すると、あなたの手がハンドルを握る手に重なる。

 

 

「大丈夫?」

 

「え、あっ、大丈夫。」

 

 

ほんの一瞬のことなのに、あなたは私の緊張を感じ取る。

 

 

「大丈夫ならいいんだ。大丈夫なら。」

 

「休んでてって言ったのに、不安にさせたわね。」

 

 

手を重ね、瞳は閉じたまま、言葉を続けるあなた。

 

 

「ソルフェの運転に不安になったことなんてないよ。誰の運転よりも安心してる。」

 

「本当?」

 

「もちろん。」

 

「セジンさんや他の人たちの方が圧倒的に運転上手よ。」

 

「運転が上手いとか、そう言う問題んじゃないから。」

 

「そうなの?」

 

「そう。」

 

「なら、何?」

 

「何って、ソルフェが運転してるってこと自体に安心してるってこと。」

 

「私が運転してること自体?」

 

「そう、俺が全てを預けた人だから、そのあなたのすることに不安なんて一つもないんだ。」

 

「ユンギ…」

 

「着くまで寝るね。」

 

 

想いを告げたのに、何だか恥ずかしそうにするあなたが愛おしい。

 

 

「ええ、休んで。

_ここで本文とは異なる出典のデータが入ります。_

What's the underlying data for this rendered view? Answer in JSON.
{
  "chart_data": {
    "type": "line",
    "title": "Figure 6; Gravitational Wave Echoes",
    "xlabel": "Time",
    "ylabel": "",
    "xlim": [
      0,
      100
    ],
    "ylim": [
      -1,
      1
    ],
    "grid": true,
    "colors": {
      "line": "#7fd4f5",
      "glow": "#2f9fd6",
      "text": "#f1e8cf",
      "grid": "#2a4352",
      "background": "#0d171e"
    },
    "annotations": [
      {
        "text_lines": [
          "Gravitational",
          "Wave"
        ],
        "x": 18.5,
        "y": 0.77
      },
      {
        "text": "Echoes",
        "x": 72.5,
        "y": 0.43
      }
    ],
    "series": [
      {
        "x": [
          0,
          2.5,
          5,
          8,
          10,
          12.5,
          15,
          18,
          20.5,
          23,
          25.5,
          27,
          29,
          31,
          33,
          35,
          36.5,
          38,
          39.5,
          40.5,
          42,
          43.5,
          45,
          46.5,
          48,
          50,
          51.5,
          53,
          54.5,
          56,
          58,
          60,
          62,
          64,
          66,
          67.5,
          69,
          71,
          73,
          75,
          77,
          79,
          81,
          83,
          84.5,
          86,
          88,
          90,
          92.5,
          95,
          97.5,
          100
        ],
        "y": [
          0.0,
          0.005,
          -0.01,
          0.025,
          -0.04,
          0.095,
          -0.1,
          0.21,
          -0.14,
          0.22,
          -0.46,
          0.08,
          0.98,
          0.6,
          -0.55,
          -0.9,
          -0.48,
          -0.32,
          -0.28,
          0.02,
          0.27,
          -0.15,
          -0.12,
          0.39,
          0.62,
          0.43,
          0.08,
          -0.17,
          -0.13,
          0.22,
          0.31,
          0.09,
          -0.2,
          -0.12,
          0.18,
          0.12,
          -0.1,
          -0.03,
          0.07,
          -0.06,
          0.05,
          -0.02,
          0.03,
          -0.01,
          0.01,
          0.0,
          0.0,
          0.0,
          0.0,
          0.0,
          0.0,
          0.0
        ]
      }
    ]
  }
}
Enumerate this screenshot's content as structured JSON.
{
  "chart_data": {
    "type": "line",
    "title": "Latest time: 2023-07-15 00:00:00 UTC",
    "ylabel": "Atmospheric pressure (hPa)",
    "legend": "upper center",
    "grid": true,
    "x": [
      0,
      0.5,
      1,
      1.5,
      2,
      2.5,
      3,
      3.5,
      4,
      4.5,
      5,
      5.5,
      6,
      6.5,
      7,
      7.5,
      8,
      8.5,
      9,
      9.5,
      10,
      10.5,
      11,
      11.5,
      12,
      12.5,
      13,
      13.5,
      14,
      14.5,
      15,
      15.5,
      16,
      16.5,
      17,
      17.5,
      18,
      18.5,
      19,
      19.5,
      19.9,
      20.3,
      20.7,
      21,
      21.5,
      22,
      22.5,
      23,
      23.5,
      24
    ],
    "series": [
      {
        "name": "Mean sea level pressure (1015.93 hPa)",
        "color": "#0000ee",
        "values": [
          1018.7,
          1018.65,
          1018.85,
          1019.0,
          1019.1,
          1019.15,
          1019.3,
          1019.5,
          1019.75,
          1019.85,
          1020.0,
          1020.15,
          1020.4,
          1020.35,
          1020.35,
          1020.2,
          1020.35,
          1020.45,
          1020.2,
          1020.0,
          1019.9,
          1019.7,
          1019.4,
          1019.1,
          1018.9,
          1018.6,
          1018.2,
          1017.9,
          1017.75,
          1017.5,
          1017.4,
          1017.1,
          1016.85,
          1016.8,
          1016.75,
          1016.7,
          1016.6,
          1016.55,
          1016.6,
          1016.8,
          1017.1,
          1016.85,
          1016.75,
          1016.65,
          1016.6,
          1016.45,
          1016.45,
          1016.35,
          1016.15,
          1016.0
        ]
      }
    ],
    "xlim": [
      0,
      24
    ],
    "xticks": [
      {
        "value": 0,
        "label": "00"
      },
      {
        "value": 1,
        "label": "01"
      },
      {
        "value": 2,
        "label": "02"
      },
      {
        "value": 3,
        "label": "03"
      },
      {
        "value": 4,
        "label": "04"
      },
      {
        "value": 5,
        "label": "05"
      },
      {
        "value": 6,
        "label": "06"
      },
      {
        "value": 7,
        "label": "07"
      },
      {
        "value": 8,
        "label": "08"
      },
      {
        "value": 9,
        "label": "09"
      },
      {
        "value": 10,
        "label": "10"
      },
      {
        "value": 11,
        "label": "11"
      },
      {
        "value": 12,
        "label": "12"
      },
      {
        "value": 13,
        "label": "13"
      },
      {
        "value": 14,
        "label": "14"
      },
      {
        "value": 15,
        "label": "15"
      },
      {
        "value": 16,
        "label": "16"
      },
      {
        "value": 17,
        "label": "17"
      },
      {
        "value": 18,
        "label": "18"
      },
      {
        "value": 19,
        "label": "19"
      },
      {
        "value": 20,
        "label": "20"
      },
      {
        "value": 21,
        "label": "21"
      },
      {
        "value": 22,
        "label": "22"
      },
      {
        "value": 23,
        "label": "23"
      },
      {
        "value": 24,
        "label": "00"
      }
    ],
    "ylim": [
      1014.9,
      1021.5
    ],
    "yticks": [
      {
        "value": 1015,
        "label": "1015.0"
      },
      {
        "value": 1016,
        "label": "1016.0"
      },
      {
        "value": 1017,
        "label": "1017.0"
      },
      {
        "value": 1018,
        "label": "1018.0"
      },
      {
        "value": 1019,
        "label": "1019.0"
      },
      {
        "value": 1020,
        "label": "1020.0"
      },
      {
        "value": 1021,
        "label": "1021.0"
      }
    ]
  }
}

」

 

「ありがとう。」

 

「少し遠回りするわね。」

 

「なら、いつもの3倍くらいで。」

 

 

そう告げあなたの口元は、いたずら気にほんの少し右の口角が上がっていた。

 

 

「ええ、そうするわ。」

 

 

”いつもの3倍”

 

 

それが意味することに、私も思わず口元が綻ぶ。

 

 

夜この時間なら、社屋から住まいまでは13分。

 

 

3倍なら39分。

 

 

39分間の夜のドライブをして、そして私達の家に着いたら、改めてあなたのお誕生日を祝いましょう。